Correction: Raha et al. Lipid-Lowering Drug Gemfibrozil Protects Mice from Tay-Sachs Disease via Peroxisome Proliferator-Activated Receptor α. Cells 2023, 12, 2791

Error in Figure 4

In the original publication [1], there was a mistake in Figure 4. One image was incorrectly provided for the Non-Tg (upper left panel) group of Figure 4E that had an overlap with Figure 4C—PAS. This happened due to the simultaneous processing of numerous images, involving contrasting and cropping, while working with multiple open windows on a laptop. It has now been corrected. Please see the corrected Figure 4E below.

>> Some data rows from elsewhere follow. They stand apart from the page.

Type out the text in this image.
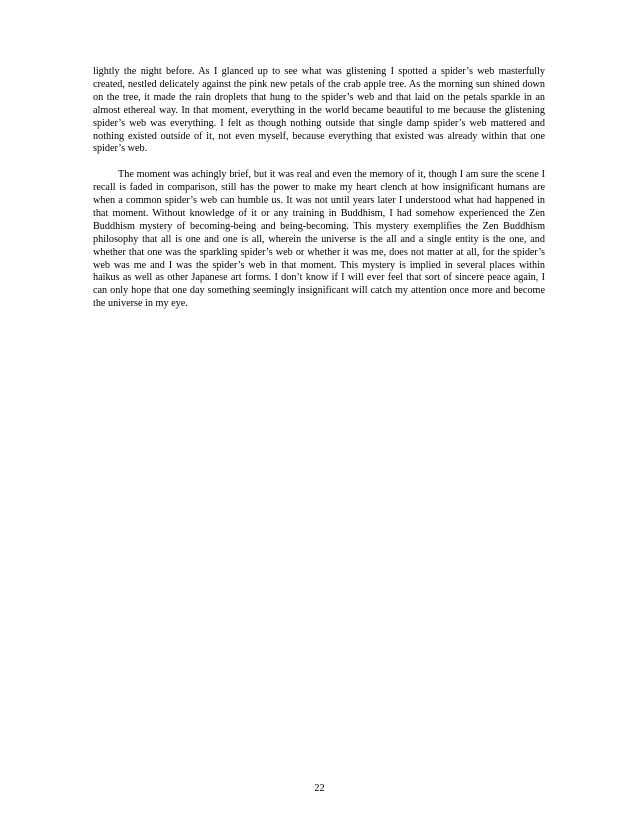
lightly the night before. As I glanced up to see what was glistening I spotted a spider’s web masterfully created, nestled delicately against the pink new petals of the crab apple tree. As the morning sun shined down on the tree, it made the rain droplets that hung to the spider’s web and that laid on the petals sparkle in an almost ethereal way. In that moment, everything in the world became beautiful to me because the glistening spider’s web was everything. I felt as though nothing outside that single damp spider’s web mattered and nothing existed outside of it, not even myself, because everything that existed was already within that one spider’s web.

The moment was achingly brief, but it was real and even the memory of it, though I am sure the scene I recall is faded in comparison, still has the power to make my heart clench at how insignificant humans are when a common spider’s web can humble us. It was not until years later I understood what had happened in that moment. Without knowledge of it or any training in Buddhism, I had somehow experienced the Zen Buddhism mystery of becoming-being and being-becoming. This mystery exemplifies the Zen Buddhism philosophy that all is one and one is all, wherein the universe is the all and a single entity is the one, and whether that one was the sparkling spider’s web or whether it was me, does not matter at all, for the spider’s web was me and I was the spider’s web in that moment. This mystery is implied in several places within haikus as well as other Japanese art forms. I don’t know if I will ever feel that sort of sincere peace again, I can only hope that one day something seemingly insignificant will catch my attention once more and become the universe in my eye.

22
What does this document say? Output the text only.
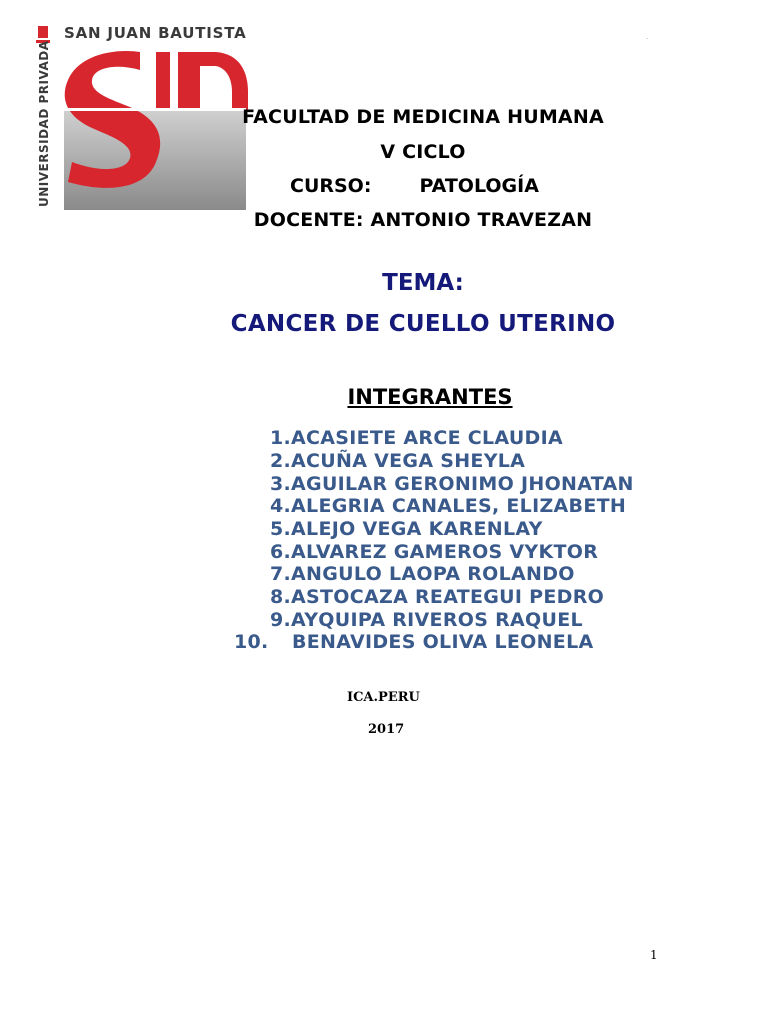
UNIVERSIDAD PRIVADA
SAN JUAN BAUTISTA	·

FACULTAD DE MEDICINA HUMANA

V CICLO

CURSO:	PATOLOGÍA

DOCENTE: ANTONIO TRAVEZAN

TEMA:

CANCER DE CUELLO UTERINO

INTEGRANTES

1.ACASIETE ARCE CLAUDIA
2.ACUÑA VEGA SHEYLA
3.AGUILAR GERONIMO JHONATAN
4.ALEGRIA CANALES, ELIZABETH
5.ALEJO VEGA KARENLAY
6.ALVAREZ GAMEROS VYKTOR
7.ANGULO LAOPA ROLANDO
8.ASTOCAZA REATEGUI PEDRO
9.AYQUIPA RIVEROS RAQUEL
10. BENAVIDES OLIVA LEONELA
ICA.PERU
2017
1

Figure 4. Treatment with GFB attenuates neuronal apoptosis and reduces glycoconjugates in Tay–Sachs mice. Three-month-old TS mice (n = 6/group) were orally administered with GFB (8 mg/kg/d) solubilized in 0.5% methylcellulose. Therefore, control TS mice received 0.5% methylcellulose as a vehicle. After 2 months of treatment, cortical sections were stained for TUNEL (A). TUNEL (+ve) cells were expressed as a % of total cells per square mm (B). Paraffin-embedded cerebral cortex sections were subjected to periodic acid-Schiff (PAS) stain for analyzing glycolipids (C). The glycoconjugate material -stained magenta is shown by the arrow and quantified for PAS +ve cells per mm square (D). Paraffin-embedded sections were also subjected to H & E staining as characterized by large vacuoles (thick arrows), pyknotic nuclei, and swollen neuron in TS mice (E). The number of vacuoles was quantified per mm square (F). Results represent counting three different sections from 3 different mice (n = 3) per group. All data represented as mean ± SEM. All statistical analyseis were as performed by one-way ANOVA, followed by Dunnett’s multiple comparison test. *** p < 0.001.

Figure 4. Treatment with GFB attenuates neuronal apoptosis and reduces glycoconjugates in Tay–Sachs mice. Three-month-old TS mice (n = 6/group) were orally administered with GFB (8 mg/kg/d) solubilized in 0.5% methylcellulose. Therefore, control TS mice received 0.5% methylcellulose as a vehicle. After 2 months of treatment, cortical sections were stained for TUNEL (A). TUNEL (+ve) cells were expressed as a % of total cells per square mm (B). Paraffin-embedded cerebral cortex sections were subjected to periodic acid-Schiff (PAS) stain for analyzing glycolipids (C). The glycoconjugate material -stained magenta is shown by the arrow and quantified for PAS +ve cells per mm square (D). Paraffin-embedded sections were also subjected to H & E staining as characterized by large vacuoles (thick arrows), pyknotic nuclei, and swollen neuron in TS mice (E). The number of vacuoles was quantified per mm square (F). Results represent counting three different sections from 3 different mice (n = 3) per group. All data represented as mean ± SEM. All statistical analyseis were as performed by one-way ANOVA, followed by Dunnett’s multiple comparison test. *** p < 0.001.

Wrong Model

We would also like to report an error in the strain of the animals that was said to have been used in this study. Throughout the study, we used B6;129S4-Hexb^tm1Rlp/J mice lacking the Hexb gene, which model a severe form of Tay–Sachs (Sandhoff) disease.

The authors state that the scientific conclusions are unaffected. This correction was approved by the Academic Editor. The original publication has also been updated.